Mulher
e AIDS Panorama da epidemia de AIDS A cada minuto acontecem no mundo
11 novos casos de infecção pelo HIV. Dada a condição de pobreza e desigualdade social em que vivem as mulheres, particularmente as que habitam países pobres, a AIDS tem se configurado como um dos mais graves problemas – tanto de saúde quanto social – que afetam a vida das mulheres. Os números da AIDS no Brasil Estima-se que existam hoje 537.000
pessoas entre 15 e 49 anos infectadas pelo HIV, sendo que as
mulheres somam aproximadamente 204.000. Destas, 12.800 estão
grávidas, o que sugere, numa perspectiva otimista, que
até meados do ano 2000 teremos mais 240 crianças
portadoras do HIV no país, a serem somadas ao total de
4.181 crianças que tiveram o vírus transmitido
pela mãe desde o início da epidemia.

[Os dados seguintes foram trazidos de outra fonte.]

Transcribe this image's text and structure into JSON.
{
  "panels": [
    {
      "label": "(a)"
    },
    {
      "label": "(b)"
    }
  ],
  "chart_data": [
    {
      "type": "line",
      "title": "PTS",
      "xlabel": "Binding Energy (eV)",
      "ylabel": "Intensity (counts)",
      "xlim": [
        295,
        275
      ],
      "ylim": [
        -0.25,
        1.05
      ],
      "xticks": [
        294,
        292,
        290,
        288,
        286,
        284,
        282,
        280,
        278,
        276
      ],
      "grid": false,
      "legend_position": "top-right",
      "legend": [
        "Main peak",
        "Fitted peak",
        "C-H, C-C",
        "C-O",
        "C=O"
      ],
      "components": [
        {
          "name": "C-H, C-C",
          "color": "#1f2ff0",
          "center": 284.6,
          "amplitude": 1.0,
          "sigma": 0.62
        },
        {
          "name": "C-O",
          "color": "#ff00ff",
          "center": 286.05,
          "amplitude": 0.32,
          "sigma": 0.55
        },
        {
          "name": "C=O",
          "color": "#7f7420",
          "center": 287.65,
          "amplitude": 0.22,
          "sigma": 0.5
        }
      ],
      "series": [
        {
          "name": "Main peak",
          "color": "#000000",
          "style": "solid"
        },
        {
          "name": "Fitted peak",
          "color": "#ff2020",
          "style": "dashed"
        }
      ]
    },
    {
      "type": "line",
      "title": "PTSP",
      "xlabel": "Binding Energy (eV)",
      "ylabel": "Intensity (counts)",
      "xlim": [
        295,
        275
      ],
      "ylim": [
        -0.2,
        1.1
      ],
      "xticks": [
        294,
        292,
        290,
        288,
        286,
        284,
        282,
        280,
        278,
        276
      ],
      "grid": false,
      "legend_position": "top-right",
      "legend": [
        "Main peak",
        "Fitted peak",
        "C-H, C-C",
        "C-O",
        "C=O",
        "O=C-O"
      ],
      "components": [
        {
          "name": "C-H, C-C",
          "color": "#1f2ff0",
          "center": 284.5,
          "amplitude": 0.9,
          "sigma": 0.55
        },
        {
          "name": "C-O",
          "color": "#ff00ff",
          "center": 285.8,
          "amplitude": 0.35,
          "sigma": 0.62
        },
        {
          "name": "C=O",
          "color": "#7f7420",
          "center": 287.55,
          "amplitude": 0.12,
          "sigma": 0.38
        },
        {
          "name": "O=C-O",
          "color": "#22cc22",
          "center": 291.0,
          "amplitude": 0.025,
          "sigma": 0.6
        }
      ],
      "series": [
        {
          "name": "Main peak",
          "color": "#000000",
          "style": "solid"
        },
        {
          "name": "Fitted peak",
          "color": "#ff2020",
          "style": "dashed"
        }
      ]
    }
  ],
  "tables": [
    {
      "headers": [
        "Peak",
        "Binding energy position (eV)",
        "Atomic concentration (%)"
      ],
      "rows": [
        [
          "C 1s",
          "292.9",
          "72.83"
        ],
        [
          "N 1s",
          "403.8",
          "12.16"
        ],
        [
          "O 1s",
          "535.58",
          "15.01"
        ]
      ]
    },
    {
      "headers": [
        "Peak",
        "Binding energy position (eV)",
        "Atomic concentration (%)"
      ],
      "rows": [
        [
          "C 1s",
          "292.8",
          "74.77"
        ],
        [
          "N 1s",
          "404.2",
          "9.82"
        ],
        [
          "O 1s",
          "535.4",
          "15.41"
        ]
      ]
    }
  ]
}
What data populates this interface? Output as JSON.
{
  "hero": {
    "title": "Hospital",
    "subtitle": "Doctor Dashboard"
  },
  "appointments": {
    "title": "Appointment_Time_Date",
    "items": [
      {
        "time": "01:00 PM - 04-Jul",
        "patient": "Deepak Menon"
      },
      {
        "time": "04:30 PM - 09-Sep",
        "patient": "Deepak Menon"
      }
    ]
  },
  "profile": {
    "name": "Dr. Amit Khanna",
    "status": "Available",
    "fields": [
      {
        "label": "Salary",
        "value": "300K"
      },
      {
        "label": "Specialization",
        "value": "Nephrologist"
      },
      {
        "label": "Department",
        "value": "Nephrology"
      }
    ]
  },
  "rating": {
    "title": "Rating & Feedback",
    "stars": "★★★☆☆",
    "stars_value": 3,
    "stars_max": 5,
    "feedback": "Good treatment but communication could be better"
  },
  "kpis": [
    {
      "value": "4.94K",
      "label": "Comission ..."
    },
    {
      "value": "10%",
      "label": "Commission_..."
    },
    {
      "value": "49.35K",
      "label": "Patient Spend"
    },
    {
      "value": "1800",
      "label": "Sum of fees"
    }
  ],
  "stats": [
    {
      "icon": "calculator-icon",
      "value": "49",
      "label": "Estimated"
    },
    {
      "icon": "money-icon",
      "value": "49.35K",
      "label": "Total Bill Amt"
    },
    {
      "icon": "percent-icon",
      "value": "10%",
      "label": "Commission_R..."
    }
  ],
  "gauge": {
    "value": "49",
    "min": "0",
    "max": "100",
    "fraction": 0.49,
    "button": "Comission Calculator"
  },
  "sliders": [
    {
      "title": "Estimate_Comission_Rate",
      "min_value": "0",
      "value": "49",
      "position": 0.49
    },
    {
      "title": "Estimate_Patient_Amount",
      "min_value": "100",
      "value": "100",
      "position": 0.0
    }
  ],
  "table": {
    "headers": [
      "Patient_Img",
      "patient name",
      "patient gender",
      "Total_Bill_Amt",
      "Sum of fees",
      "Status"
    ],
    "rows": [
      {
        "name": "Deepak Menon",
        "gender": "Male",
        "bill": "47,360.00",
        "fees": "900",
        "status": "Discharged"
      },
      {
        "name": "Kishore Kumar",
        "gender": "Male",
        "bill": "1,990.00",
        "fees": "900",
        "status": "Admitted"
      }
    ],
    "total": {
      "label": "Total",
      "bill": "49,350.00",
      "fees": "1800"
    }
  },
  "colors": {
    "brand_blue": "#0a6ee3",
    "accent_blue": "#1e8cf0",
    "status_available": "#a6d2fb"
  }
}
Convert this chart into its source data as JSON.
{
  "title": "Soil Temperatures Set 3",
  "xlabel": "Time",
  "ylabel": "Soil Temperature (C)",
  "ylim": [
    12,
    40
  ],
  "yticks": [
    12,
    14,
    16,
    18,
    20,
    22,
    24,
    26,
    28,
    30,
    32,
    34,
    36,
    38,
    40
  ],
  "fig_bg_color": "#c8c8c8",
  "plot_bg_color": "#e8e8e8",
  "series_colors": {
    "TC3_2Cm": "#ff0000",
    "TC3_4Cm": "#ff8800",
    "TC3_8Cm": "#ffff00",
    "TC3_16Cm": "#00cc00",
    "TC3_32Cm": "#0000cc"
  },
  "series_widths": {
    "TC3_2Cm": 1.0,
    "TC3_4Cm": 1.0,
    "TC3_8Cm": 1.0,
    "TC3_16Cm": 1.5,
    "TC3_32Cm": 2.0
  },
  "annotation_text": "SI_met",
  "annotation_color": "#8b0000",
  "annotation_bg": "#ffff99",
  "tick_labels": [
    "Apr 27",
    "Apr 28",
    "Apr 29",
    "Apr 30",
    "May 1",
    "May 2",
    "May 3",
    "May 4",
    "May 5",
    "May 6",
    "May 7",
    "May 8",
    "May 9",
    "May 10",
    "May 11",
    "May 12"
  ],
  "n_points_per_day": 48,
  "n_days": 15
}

Se contarmos
ainda as mulheres menores de 15 e maiores de 50 anos, chegaremos
a uma estimativa de um total de 220.000 mulheres portadoras
do HIV ou com AIDS no país. Queda da mortalidade é menor entre mulheres Desde 1995, com o surgimento de novas alternativas de tratamento, o número de óbitos por AIDS vem diminuindo. No entanto, esta redução não é igual para homens e mulheres. Entre 1995 e 1996, a mortalidade por AIDS continuava a aumentar no grupo populacional feminino, mesmo após 1996, a queda da mortalidade por AIDS em mulheres não tem mostrado a mesma magnitude da observada entre os homens. Ao mesmo tempo, em se tratando
de homens e de mulheres, o comportamento da mortalidade é
diferente, já que em mulheres o pico da mortalidade por
AIDS se concentra na faixa de 25 a 29 anos, enquanto que para
os homens a faixa mais atingida é a de 30 a 34 anos. No Estado de São Paulo,
desde 1994, a AIDS é a primeira causa de morte em mulheres
de 20 a 44 anos . Desde 1996 a AIDS representa a quarta causa
de óbito na população entre 20 e 49 anos,
faixa em que os óbitos por doença são em
geral mais raros. De fato, as principais causas de óbitos
nesse segmento são as mortes violentas – agressões
e acidentes de trânsito – e as causas mal definidas
e desconhecidas de morte, dentre as quais estão também
os casos de AIDS mal diagnosticados. Ao contrário do que já
foi pensado, a adesão ao tratamento é semelhante
para homens e mulheres, sendo determinada fundamentalmente pela
possibilidade que a mulher ou o homem tem de assumir ser portador
e de lidar naturalmente com a medicação e, ainda,
em função da qualidade do acompanhamento recebido
nos serviços de saúde. Assim, as razões para a menor queda de mortalidade entre as mulheres devem ser buscadas na demora na realização do diagnóstico e na própria dinâmica da epidemia. Interiorização da epidemia De uma doença que inicialmente era urbana e vista como uma mazela das grandes cidades das regiões Sudeste e Sul do país, ao longo destes quinze anos tem sido verificada a interiorização da epidemia. Em 1985 havia 10 municípios no país com casos notificados de AIDS; em 1995 esse número passou para 950 . Com exceção dos
estados de São Paulo, Rio Grande do Sul e Santa Catarina
– onde existe uma participação significativa
do uso de drogas injetáveis na disseminação
da epidemia entre mulheres, tanto pelo uso próprio quanto
pelo uso por parte do parceiro –, a interiorização
da epidemia tem trazido também a sua heterossexualização.